If editing can be efficiently carried off with only a virus, it would combine the power of CRISPR with the simplicity of well-understood gene-therapy methods. “This would be single injections to do gene correction in the body; that would be a huge leap,” says Tzianabos. “We think it’s easier to develop, less complicated, and more precise.”

Investors who missed out on CRISPR were especially keen to get in on the action. The investors behind Homology Medicines include 5AM Ventures and ARCH Venture Partners, both well-known venture capital groups. Efforts by MIT Technology Review to reach partners at the two funds were not successful.

Stephen Elledge, a Harvard University specialist on DNA repair, was hired by Homology to be a scientific advisor and agrees there are open questions. “It’s not clear what they have found that makes it better; they could be getting more DNA in, or it could be something about the virus. That is not all worked out,” he says. “But I have seen some data and I thought it was impressive."  

Homology is still carrying out laboratory research to confirm and extend its results, Tzianabos says. “There is always skepticism when there is something new, and this is very new. I recognize this is pretty early technology coming out of an academic lab. It’s our job to industrialize this process,” he says.

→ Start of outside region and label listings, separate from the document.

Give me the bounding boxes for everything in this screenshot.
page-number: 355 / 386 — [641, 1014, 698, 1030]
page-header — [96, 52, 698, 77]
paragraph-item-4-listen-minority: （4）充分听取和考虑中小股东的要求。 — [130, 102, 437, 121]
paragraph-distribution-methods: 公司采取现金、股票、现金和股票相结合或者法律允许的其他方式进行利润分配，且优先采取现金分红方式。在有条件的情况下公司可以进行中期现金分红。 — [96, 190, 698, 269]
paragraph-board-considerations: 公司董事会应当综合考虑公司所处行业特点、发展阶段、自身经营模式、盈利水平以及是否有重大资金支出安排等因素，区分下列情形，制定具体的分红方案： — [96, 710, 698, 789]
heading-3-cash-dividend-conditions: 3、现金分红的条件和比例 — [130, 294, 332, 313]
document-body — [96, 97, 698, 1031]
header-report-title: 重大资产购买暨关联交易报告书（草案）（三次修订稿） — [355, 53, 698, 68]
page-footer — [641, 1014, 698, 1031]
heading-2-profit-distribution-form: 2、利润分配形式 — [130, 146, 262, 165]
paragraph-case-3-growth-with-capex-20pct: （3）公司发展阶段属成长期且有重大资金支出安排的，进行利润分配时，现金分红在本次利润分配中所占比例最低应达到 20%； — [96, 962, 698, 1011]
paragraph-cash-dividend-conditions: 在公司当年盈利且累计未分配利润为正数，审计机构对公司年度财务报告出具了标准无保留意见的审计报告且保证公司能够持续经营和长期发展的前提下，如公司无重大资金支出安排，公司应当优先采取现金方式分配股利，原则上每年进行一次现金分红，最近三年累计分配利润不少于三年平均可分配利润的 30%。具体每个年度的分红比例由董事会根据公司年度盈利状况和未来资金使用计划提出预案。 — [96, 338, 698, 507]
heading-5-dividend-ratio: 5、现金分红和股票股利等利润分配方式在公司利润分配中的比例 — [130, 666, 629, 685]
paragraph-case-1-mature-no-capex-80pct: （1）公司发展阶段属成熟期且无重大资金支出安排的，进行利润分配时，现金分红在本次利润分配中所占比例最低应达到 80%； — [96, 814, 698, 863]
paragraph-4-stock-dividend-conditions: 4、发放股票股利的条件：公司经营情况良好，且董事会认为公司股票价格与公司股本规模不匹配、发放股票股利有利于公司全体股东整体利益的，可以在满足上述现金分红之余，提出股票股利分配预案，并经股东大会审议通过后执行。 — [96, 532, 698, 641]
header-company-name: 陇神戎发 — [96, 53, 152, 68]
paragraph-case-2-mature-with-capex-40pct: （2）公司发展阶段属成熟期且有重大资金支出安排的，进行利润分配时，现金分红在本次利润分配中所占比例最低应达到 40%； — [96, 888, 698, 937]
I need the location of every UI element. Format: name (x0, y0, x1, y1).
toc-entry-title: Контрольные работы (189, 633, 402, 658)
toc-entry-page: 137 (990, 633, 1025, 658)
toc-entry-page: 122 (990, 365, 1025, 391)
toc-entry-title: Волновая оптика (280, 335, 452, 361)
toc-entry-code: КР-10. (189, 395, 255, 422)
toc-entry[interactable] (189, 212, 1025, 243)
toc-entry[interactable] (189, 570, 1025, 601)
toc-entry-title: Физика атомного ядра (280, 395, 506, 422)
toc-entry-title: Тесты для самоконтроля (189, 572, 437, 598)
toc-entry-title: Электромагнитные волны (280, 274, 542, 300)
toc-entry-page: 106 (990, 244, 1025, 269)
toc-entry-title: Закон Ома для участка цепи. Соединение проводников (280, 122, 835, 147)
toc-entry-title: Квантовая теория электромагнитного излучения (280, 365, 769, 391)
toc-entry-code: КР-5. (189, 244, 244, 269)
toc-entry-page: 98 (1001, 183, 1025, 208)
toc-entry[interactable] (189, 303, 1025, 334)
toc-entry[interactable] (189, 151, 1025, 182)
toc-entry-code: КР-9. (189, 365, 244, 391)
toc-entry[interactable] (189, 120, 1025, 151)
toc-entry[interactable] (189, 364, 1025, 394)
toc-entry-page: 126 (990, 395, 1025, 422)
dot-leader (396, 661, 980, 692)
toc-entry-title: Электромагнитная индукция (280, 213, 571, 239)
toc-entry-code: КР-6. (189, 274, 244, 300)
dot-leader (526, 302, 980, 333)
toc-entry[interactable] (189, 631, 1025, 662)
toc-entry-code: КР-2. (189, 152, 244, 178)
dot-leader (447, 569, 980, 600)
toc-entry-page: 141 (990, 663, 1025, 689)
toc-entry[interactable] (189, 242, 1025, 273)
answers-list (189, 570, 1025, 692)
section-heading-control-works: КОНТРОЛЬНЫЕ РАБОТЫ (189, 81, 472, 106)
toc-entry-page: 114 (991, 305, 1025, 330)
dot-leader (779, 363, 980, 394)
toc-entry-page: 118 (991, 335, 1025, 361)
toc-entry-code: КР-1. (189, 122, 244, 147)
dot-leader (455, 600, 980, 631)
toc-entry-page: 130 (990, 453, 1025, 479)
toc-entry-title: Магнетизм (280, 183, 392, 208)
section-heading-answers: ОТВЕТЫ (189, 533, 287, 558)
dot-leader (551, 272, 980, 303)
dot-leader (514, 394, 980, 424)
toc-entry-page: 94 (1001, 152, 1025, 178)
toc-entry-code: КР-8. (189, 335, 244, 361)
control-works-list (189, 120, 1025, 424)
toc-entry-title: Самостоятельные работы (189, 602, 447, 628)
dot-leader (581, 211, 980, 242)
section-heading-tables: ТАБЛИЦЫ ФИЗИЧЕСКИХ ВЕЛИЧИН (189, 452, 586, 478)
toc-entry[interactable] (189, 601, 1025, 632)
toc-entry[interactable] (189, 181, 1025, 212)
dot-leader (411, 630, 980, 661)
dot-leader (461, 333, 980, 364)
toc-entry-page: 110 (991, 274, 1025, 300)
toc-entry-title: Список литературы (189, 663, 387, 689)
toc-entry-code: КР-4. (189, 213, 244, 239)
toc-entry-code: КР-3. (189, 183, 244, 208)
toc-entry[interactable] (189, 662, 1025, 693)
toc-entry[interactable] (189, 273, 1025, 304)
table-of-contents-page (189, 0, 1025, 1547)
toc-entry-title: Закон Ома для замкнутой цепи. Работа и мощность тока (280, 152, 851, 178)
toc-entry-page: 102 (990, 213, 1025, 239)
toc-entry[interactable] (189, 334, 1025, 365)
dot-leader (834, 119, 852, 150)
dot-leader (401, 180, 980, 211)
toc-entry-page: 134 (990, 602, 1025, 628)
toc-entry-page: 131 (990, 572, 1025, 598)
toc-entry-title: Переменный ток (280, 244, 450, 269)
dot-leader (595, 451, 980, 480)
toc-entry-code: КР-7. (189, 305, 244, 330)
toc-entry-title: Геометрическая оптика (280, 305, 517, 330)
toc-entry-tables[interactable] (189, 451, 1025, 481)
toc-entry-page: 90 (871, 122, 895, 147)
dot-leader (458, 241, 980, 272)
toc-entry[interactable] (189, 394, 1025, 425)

For her part, Chatterjee says her lab's detailed data, which she has submitted for publication, should soon quell the doubters. "There is no basis for saying our findings are impossible," she says. 

Other startup companies are also pursuing virus editing, although they don’t claim they can do it nearly so efficiently. Russell runs a company called Universal Cells that is trying to make customized supplies of cells for transplants. And LogicBio, which has raised about $50 million, wants to use virus editing to treat children with inherited liver disease.

Tzianabos says Homology Medicines eventually wants to use its viral-editing trick to treat sickle cell anemia, a blood condition caused by a small genetic error and which is also a target of CRISPR scientists like Porteus.

Porteus says for now he’s sticking to CRISPR. “There is hard enough work doing that without worrying about a better mousetrap,” he says. “It’s going to take something very special to improve on CRISPR.”